Ушатков — узаконенная власть Красноглинки, старший лейтенант милиции, участковый Тепляков обязан прислушиваться в первую очередь к нему. Густерин — экономика Красноглинки, тот же Тепляков, не к Ушаткову, а к нему идет по нужде — выдели лошадь, уступи тесу на крышу, дай машину… Ушатков выдает справки с печатями, Густерин — деньги.
Правление колхоза и сельсовет в Красноглинке под одной крышей, кабинет Густерина и Ушаткова через стенку, но входы разные, не перепутаешь.
Чопорная неуютная старомодность — два стола, составленные буквой «Т», один под кумачом, с пыльным графином, на другом плексигласовый чернильный прибор с кремлевской башенкой. Он за столом — бочком, без чиновной осанистости, видно, что в любую минуту готов сорваться и бежать из кабинета — в жизнь, в массы.
Под морщинистой кожей лица чересчур откровенно угадывается костяк черепа, запавшие виски вызывают невольную жалость, зато скулы тверды, как лодыжки, хрящевато острый, как у тетки Дуси, синичий нос, тонкогубо сплюснутый большой рот, голубые, пристально выжидающие глаза.
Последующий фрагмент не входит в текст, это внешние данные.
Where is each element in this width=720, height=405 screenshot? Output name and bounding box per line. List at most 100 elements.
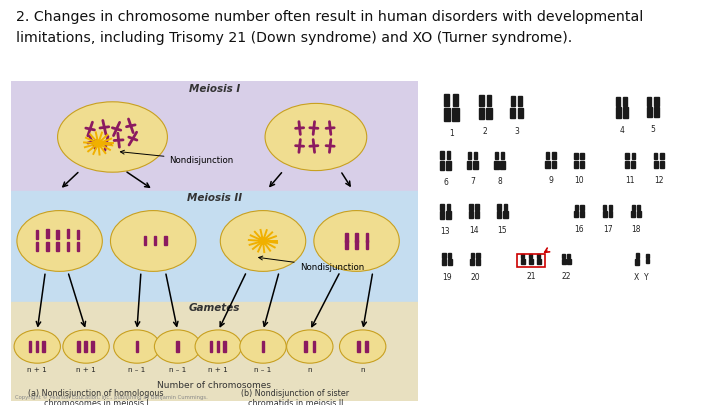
Bar xyxy=(575,211,578,217)
Text: 3: 3 xyxy=(514,126,519,136)
Bar xyxy=(574,161,578,168)
Bar xyxy=(446,211,451,219)
Bar xyxy=(356,233,358,242)
Text: Gametes: Gametes xyxy=(189,303,240,313)
Bar xyxy=(562,254,565,258)
Text: 17: 17 xyxy=(603,225,613,234)
Bar xyxy=(476,259,480,265)
Text: 2: 2 xyxy=(483,128,487,136)
Bar xyxy=(78,341,80,352)
Text: 21: 21 xyxy=(526,273,536,281)
Bar xyxy=(154,237,156,245)
Ellipse shape xyxy=(17,211,102,271)
Bar xyxy=(467,152,471,159)
Bar xyxy=(646,254,649,258)
Text: 19: 19 xyxy=(442,273,451,282)
Bar xyxy=(608,211,612,217)
Text: 16: 16 xyxy=(575,226,584,234)
Text: Meiosis II: Meiosis II xyxy=(186,193,242,203)
Ellipse shape xyxy=(63,330,109,363)
Bar xyxy=(580,153,584,159)
Bar xyxy=(475,211,480,218)
Bar xyxy=(442,259,446,265)
Bar xyxy=(91,341,94,352)
Bar xyxy=(35,341,38,352)
Bar xyxy=(625,161,629,168)
Bar xyxy=(562,259,566,264)
Bar xyxy=(446,161,451,170)
Bar xyxy=(654,161,657,168)
Bar xyxy=(67,242,69,251)
Bar xyxy=(518,108,523,119)
Bar xyxy=(660,153,664,159)
Bar xyxy=(631,205,635,210)
Bar xyxy=(510,96,515,106)
Text: 1: 1 xyxy=(449,129,454,138)
Bar xyxy=(660,161,664,168)
Bar xyxy=(616,107,621,118)
Bar xyxy=(477,254,480,258)
Bar xyxy=(448,253,451,258)
Bar xyxy=(67,230,69,239)
Text: n – 1: n – 1 xyxy=(128,367,145,373)
Bar xyxy=(498,204,501,210)
Bar xyxy=(444,94,449,106)
Bar xyxy=(580,205,583,210)
Text: 12: 12 xyxy=(654,175,664,185)
Bar xyxy=(609,205,612,210)
Bar xyxy=(356,240,358,249)
Text: 4: 4 xyxy=(619,126,624,135)
Bar xyxy=(580,161,585,168)
Bar xyxy=(624,96,627,106)
Bar xyxy=(36,230,38,239)
Bar xyxy=(516,254,545,266)
Bar xyxy=(441,151,444,159)
Bar xyxy=(84,341,87,352)
Bar xyxy=(346,240,348,249)
Bar xyxy=(487,95,491,106)
Bar xyxy=(29,341,31,352)
Bar xyxy=(346,233,348,242)
Ellipse shape xyxy=(265,103,366,171)
Text: 8: 8 xyxy=(497,177,502,186)
Bar xyxy=(552,161,556,168)
Text: 2. Changes in chromosome number often result in human disorders with development: 2. Changes in chromosome number often re… xyxy=(16,10,643,24)
Text: n: n xyxy=(307,367,312,373)
Text: n + 1: n + 1 xyxy=(27,367,47,373)
Bar xyxy=(366,233,368,242)
Bar xyxy=(546,152,549,159)
Text: 11: 11 xyxy=(626,176,635,185)
Bar xyxy=(77,230,79,239)
Text: 14: 14 xyxy=(469,226,479,235)
Bar xyxy=(470,259,474,265)
Bar xyxy=(497,211,501,218)
Ellipse shape xyxy=(114,330,160,363)
Bar xyxy=(631,211,635,217)
Bar xyxy=(495,152,498,159)
Bar xyxy=(312,341,315,352)
Bar xyxy=(440,211,444,219)
Bar xyxy=(56,230,59,239)
Bar xyxy=(469,204,472,210)
Bar xyxy=(603,205,606,210)
Bar xyxy=(494,161,498,169)
Bar xyxy=(537,259,541,264)
Text: limitations, including Trisomy 21 (Down syndrome) and XO (Turner syndrome).: limitations, including Trisomy 21 (Down … xyxy=(16,31,572,45)
Bar xyxy=(487,108,492,119)
Bar xyxy=(444,108,450,121)
Bar xyxy=(546,161,549,168)
Bar xyxy=(474,161,478,169)
Bar xyxy=(626,153,629,159)
Ellipse shape xyxy=(154,330,201,363)
Text: 10: 10 xyxy=(575,176,584,185)
Ellipse shape xyxy=(240,330,287,363)
Bar xyxy=(164,237,166,245)
Bar xyxy=(647,107,652,117)
Bar xyxy=(654,107,659,117)
Bar xyxy=(46,242,48,251)
Text: (b) Nondisjunction of sister
chromatids in meiosis II: (b) Nondisjunction of sister chromatids … xyxy=(241,389,350,405)
Bar xyxy=(11,192,418,302)
Bar xyxy=(503,204,508,210)
Bar xyxy=(469,211,473,218)
Bar xyxy=(11,81,418,192)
Ушатков не предложил мне садиться, разглядывал голубым, уже старчески размыленным взглядом. Я вдруг не то чтобы увидел, а всей кожей ощутил себя: резиновые в засохшей глине сапоги, глазастые штаны с чужого зада, клетчатая рубаха с закатанными рукавами, щетинист.
— Вы в тюрьме не сидели?
Спросил просто, даже скучненько, без тени вражды и угрозы, словно осведомился: «Как ваше здоровье?»
— Нет, — ответил я.
Уж не пугать ли вздумал меня? Человека, который сам себя осудил, сам себя сослал в добровольную ссылку.
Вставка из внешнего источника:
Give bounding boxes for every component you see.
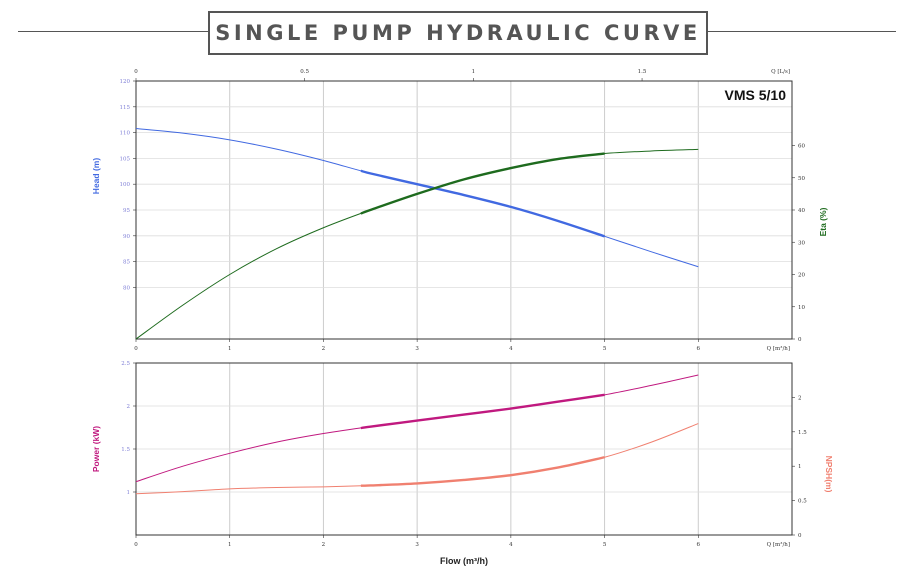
model-label: VMS 5/10: [725, 87, 787, 103]
upper-y-left-tick-label: 100: [120, 182, 131, 188]
top-axis-unit-label: Q [L/s]: [771, 69, 790, 75]
upper-y-left-tick-label: 80: [123, 285, 130, 291]
top-axis-tick-label: 1.5: [638, 69, 647, 75]
lower-y-right-tick-label: 2: [798, 395, 802, 401]
title-rule-left: [18, 31, 208, 32]
lower-y-right-tick-label: 0: [798, 533, 802, 539]
upper-y-left-axis-title: Head (m): [91, 158, 101, 195]
top-axis-tick-label: 0.5: [300, 69, 309, 75]
lower-x-tick-label: 3: [415, 542, 419, 548]
lower-x-tick-label: 4: [509, 542, 513, 548]
lower-y-left-tick-label: 2.5: [121, 361, 130, 367]
lower-y-right-tick-label: 1.5: [798, 430, 807, 436]
upper-x-tick-label: 6: [697, 346, 701, 352]
upper-y-right-tick-label: 0: [798, 337, 802, 343]
upper-y-left-tick-label: 110: [120, 131, 131, 137]
upper-y-right-tick-label: 10: [798, 305, 805, 311]
lower-series-1-operating-range: [360, 456, 605, 487]
upper-x-tick-label: 2: [322, 346, 326, 352]
chart-title-box: SINGLE PUMP HYDRAULIC CURVE: [208, 11, 708, 55]
lower-x-tick-label: 1: [228, 542, 232, 548]
upper-y-right-tick-label: 40: [798, 208, 805, 214]
lower-y-left-tick-label: 2: [127, 404, 131, 410]
upper-y-left-tick-label: 120: [120, 79, 131, 85]
upper-x-tick-label: 3: [415, 346, 419, 352]
chart-title: SINGLE PUMP HYDRAULIC CURVE: [215, 21, 701, 45]
upper-y-left-tick-label: 115: [120, 105, 131, 111]
upper-y-left-tick-label: 85: [123, 260, 130, 266]
upper-y-left-tick-label: 105: [120, 156, 131, 162]
lower-y-right-tick-label: 1: [798, 464, 802, 470]
upper-y-right-tick-label: 30: [798, 240, 805, 246]
upper-x-tick-label: 5: [603, 346, 607, 352]
lower-series-0-operating-range: [360, 393, 605, 430]
upper-series-0-operating-range: [360, 169, 605, 238]
upper-y-right-tick-label: 50: [798, 176, 805, 182]
lower-x-tick-label: 6: [697, 542, 701, 548]
lower-x-tick-label: 2: [322, 542, 326, 548]
upper-x-tick-label: 0: [134, 346, 138, 352]
lower-y-left-tick-label: 1.5: [121, 447, 130, 453]
top-axis-tick-label: 1: [472, 69, 476, 75]
lower-x-unit-label: Q [m³/h]: [767, 541, 790, 548]
lower-y-right-tick-label: 0.5: [798, 499, 807, 505]
lower-y-left-tick-label: 1: [127, 490, 131, 496]
upper-x-tick-label: 4: [509, 346, 513, 352]
title-rule-right: [706, 31, 896, 32]
top-axis-tick-label: 0: [134, 69, 138, 75]
upper-series-1-operating-range: [360, 152, 605, 215]
upper-y-left-tick-label: 95: [123, 208, 130, 214]
upper-x-tick-label: 1: [228, 346, 232, 352]
flow-axis-title: Flow (m³/h): [440, 556, 488, 566]
lower-x-tick-label: 5: [603, 542, 607, 548]
upper-y-right-tick-label: 20: [798, 273, 805, 279]
upper-y-right-axis-title: Eta (%): [818, 207, 828, 236]
upper-y-right-tick-label: 60: [798, 144, 805, 150]
lower-y-left-axis-title: Power (kW): [91, 426, 101, 472]
upper-x-unit-label: Q [m³/h]: [767, 345, 790, 352]
lower-x-tick-label: 0: [134, 542, 138, 548]
upper-y-left-tick-label: 90: [123, 234, 130, 240]
lower-y-right-axis-title: NPSH(m): [824, 456, 834, 493]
Я зацепил сапогом стул, пододвинул к себе и сел, перебросив ногу на ногу. Громадная казенная бахила, заляпанная красноглинской глиной, вызывающе закачалась перед Ушатковым. Но тот и внимания не обратил на мою демонстрацию, озабоченно продолжал:
— Вы о чем толковали на работе? За что агитировали?.. И откровенно, Рыльников, откровенно, без виляний.
— Может, вы мне сами доложите — о чем? Раз разговор начали с тюрьмы, так уж выкладывайте и состав преступления.
— За господа бога агитировали или нет?
— Нет, не агитировал.
— Без виляний, Рыльников, без виляний!
— Без виляний — не агитировал.
— Молчали? Все беседовали, а вы сидели паинькой?